The answer quotes numbers the model could only have obtained by calling the function. Every execution is on the record:

attr(r, "tool_history")

Two accounting details deserve attention. First, a tool loop is several model calls, so tokens(r) – which describes the final call only – would undercount it. The aggregate is attached to the response:

attr(r, "tool_loop")

Second, a loop can run away: a confused model may call tools again and again. max_tool_calls caps total executions; exceeding it raises a typed condition (llmr_tool_limit) instead of spending further. Together with max_rounds this bounds the worst case. Note that finish_reason(x) equal to "tool" marks an intermediate state – a response asking for tools, not a final answer; call_llm_tools() handles those for you, and you only meet them if you drive the loop yourself with tool_calls().

A privacy note: tool_history (and the audit log, if enabled) records tool arguments and results verbatim. If tools touch sensitive data, treat those records with the same care as the data.

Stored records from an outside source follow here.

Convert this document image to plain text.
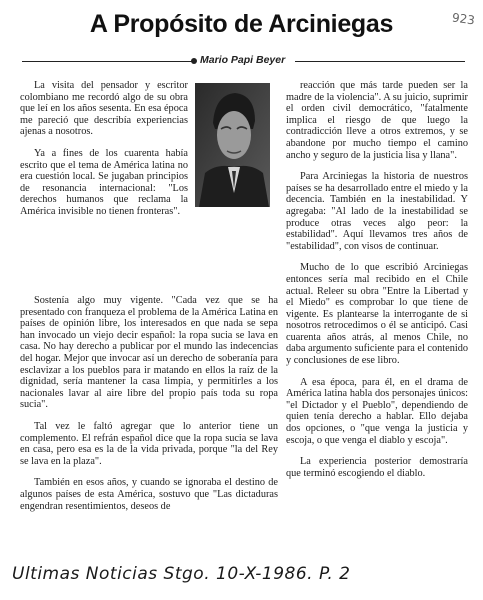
A Propósito de Arciniegas	923
Mario Papi Beyer

La visita del pensador y escritor colombiano me recordó algo de su obra que leí en los años sesenta. En esa época me pareció que describía experiencias ajenas a nosotros.

Ya a fines de los cuarenta había escrito que el tema de América latina no era cuestión local. Se jugaban principios de resonancia internacional: "Los derechos humanos que reclama la América invisible no tienen fronteras".

Sostenía algo muy vigente. "Cada vez que se ha presentado con franqueza el problema de la América Latina en países de opinión libre, los interesados en que nada se sepa han invocado un viejo decir español: la ropa sucia se lava en casa. No hay derecho a publicar por el mundo las indecencias del hogar. Mejor que invocar así un derecho de soberanía para esclavizar a los pueblos para ir matando en ellos la raíz de la dignidad, sería mantener la casa limpia, y permitirles a los nacionales lavar al aire libre del propio país toda su ropa sucia".

Tal vez le faltó agregar que lo anterior tiene un complemento. El refrán español dice que la ropa sucia se lava en casa, pero esa es la de la vida privada, porque "la del Rey se lava en la plaza".

También en esos años, y cuando se ignoraba el destino de algunos países de esta América, sostuvo que "Las dictaduras engendran resentimientos, deseos de

reacción que más tarde pueden ser la madre de la violencia". A su juicio, suprimir el orden civil democrático, "fatalmente implica el riesgo de que luego la contradicción lleve a otros extremos, y se abandone por mucho tiempo el camino ancho y seguro de la justicia lisa y llana".

Para Arciniegas la historia de nuestros países se ha desarrollado entre el miedo y la decencia. También en la inestabilidad. Y agregaba: "Al lado de la inestabilidad se produce otras veces algo peor: la estabilidad". Aquí llevamos tres años de "estabilidad", con visos de continuar.

Mucho de lo que escribió Arciniegas entonces sería mal recibido en el Chile actual. Releer su obra "Entre la Libertad y el Miedo" es comprobar lo que tiene de vigente. Es plantearse la interrogante de si nosotros retrocedimos o él se anticipó. Casi cuarenta años atrás, al menos Chile, no daba argumento suficiente para el contenido y conclusiones de ese libro.

A esa época, para él, en el drama de América latina habla dos personajes únicos: "el Dictador y el Pueblo", dependiendo de quien tenía derecho a hablar. Ello dejaba dos opciones, o "que venga la justicia y escoja, o que venga el diablo y escoja".

La experiencia posterior demostraría que terminó escogiendo el diablo.

Ultimas Noticias Stgo. 10-X-1986. P. 2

Streaming: watch the reply arrive

call_llm_stream() is call_llm() over a different transport: the same request shaping (messages, parameters, hooks), but the reply arrives in chunks. For long generations this keeps sessions responsive and avoids HTTP timeouts. By default each chunk is printed as it arrives:

r <- call_llm_stream(cfg, "In two sentences: why do surveys weight responses?")
tokens(r)

A custom callback receives each chunk; keep it fast, since it runs inside the receive loop. Collecting chunks is one line:

seen <- character(0)
r <- call_llm_stream(cfg, "Count from one to five, words only.",
                     callback = function(chunk) seen <<- c(seen, chunk))
length(seen)        # the reply arrived in this many pieces
as.character(r)     # and assembled into the usual llmr_response

Logprobs: the model’s confidence as data

When a provider exposes log-probabilities, each generated token comes with the probability the model assigned to it, and optionally the top_logprobs most likely alternatives at that position. For measurement work this turns a classification into a graded judgment: the probability of the answer token is a soft label you can threshold, calibrate, or carry into a downstream model.

Request them at config time; extract them tidily with llm_logprobs(). The demo uses deepseek-chat, which supports them.

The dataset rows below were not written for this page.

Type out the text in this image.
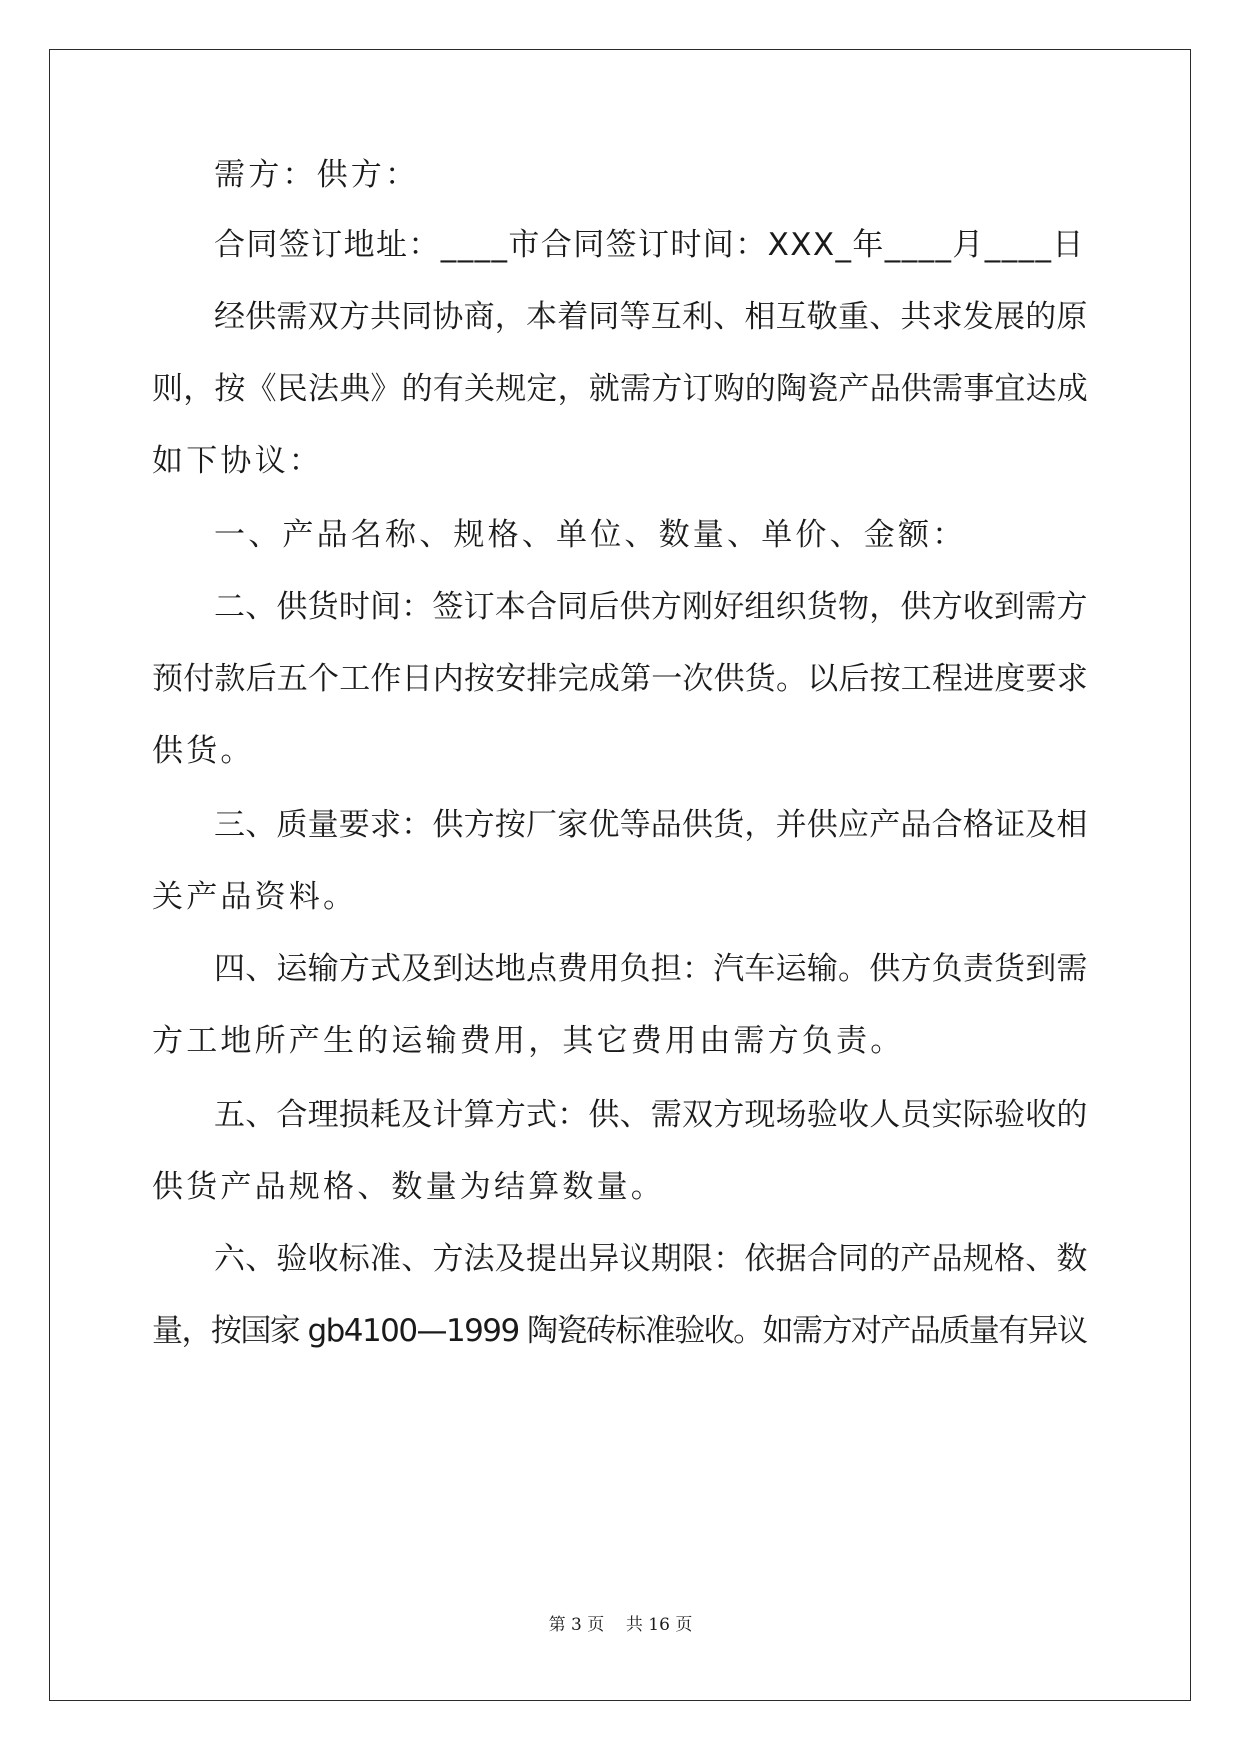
需方：供方：
合同签订地址：____市合同签订时间：XXX_年____月____日
经供需双方共同协商，本着同等互利、相互敬重、共求发展的原
则，按《民法典》的有关规定，就需方订购的陶瓷产品供需事宜达成
如下协议：
一、产品名称、规格、单位、数量、单价、金额：
二、供货时间：签订本合同后供方刚好组织货物，供方收到需方
预付款后五个工作日内按安排完成第一次供货。以后按工程进度要求
供货。
三、质量要求：供方按厂家优等品供货，并供应产品合格证及相
关产品资料。
四、运输方式及到达地点费用负担：汽车运输。供方负责货到需
方工地所产生的运输费用，其它费用由需方负责。
五、合理损耗及计算方式：供、需双方现场验收人员实际验收的
供货产品规格、数量为结算数量。
六、验收标准、方法及提出异议期限：依据合同的产品规格、数
量，按国家 gb4100—1999 陶瓷砖标准验收。如需方对产品质量有异议
第 3 页    共 16 页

cfg_lp <- llm_config("deepseek", "deepseek-chat", temperature = 0,
                     logprobs = TRUE, top_logprobs = 5, max_tokens = 4)

r <- call_llm(cfg_lp, c(
  system = "Classify the sentiment of the review. Reply with exactly one word: positive or negative.",
  user   = "The plot was predictable, but I cried at the end."))

lp <- llm_logprobs(r)
data.frame(token = lp$token, p = exp(lp$logprob))

The alternatives at the first position show what probability mass, if any, went to the competing label:

alts <- lp$top_logprobs[[1]]
transform(alts, p = exp(logprob))[, c("token", "p")]

Two cautions keep this honest. Logprobs are token-level, not semantic: the figure is the probability of that token in that position, which tracks “confidence in the label” only when the prompt constrains the answer to a single label token – hence the one-word instruction above. For multi-token labels, multiply the per-token probabilities (or redesign the labels). And a high probability means the model was sure, not that it was right; on well-posed items the interesting observations are precisely the low-p cases, which are natural candidates for human review.

Where the other machinery lives

These three features compose with everything else: a tool loop streams its final answer no differently, a logprobs request travels through call_llm_par() like any config, and all of it lands in the audit log when llm_log_enable() is on. For that log, replication helpers, cost accounting, prompt caching, and the half-price batch APIs, continue with vignette("reproducibility-and-cost").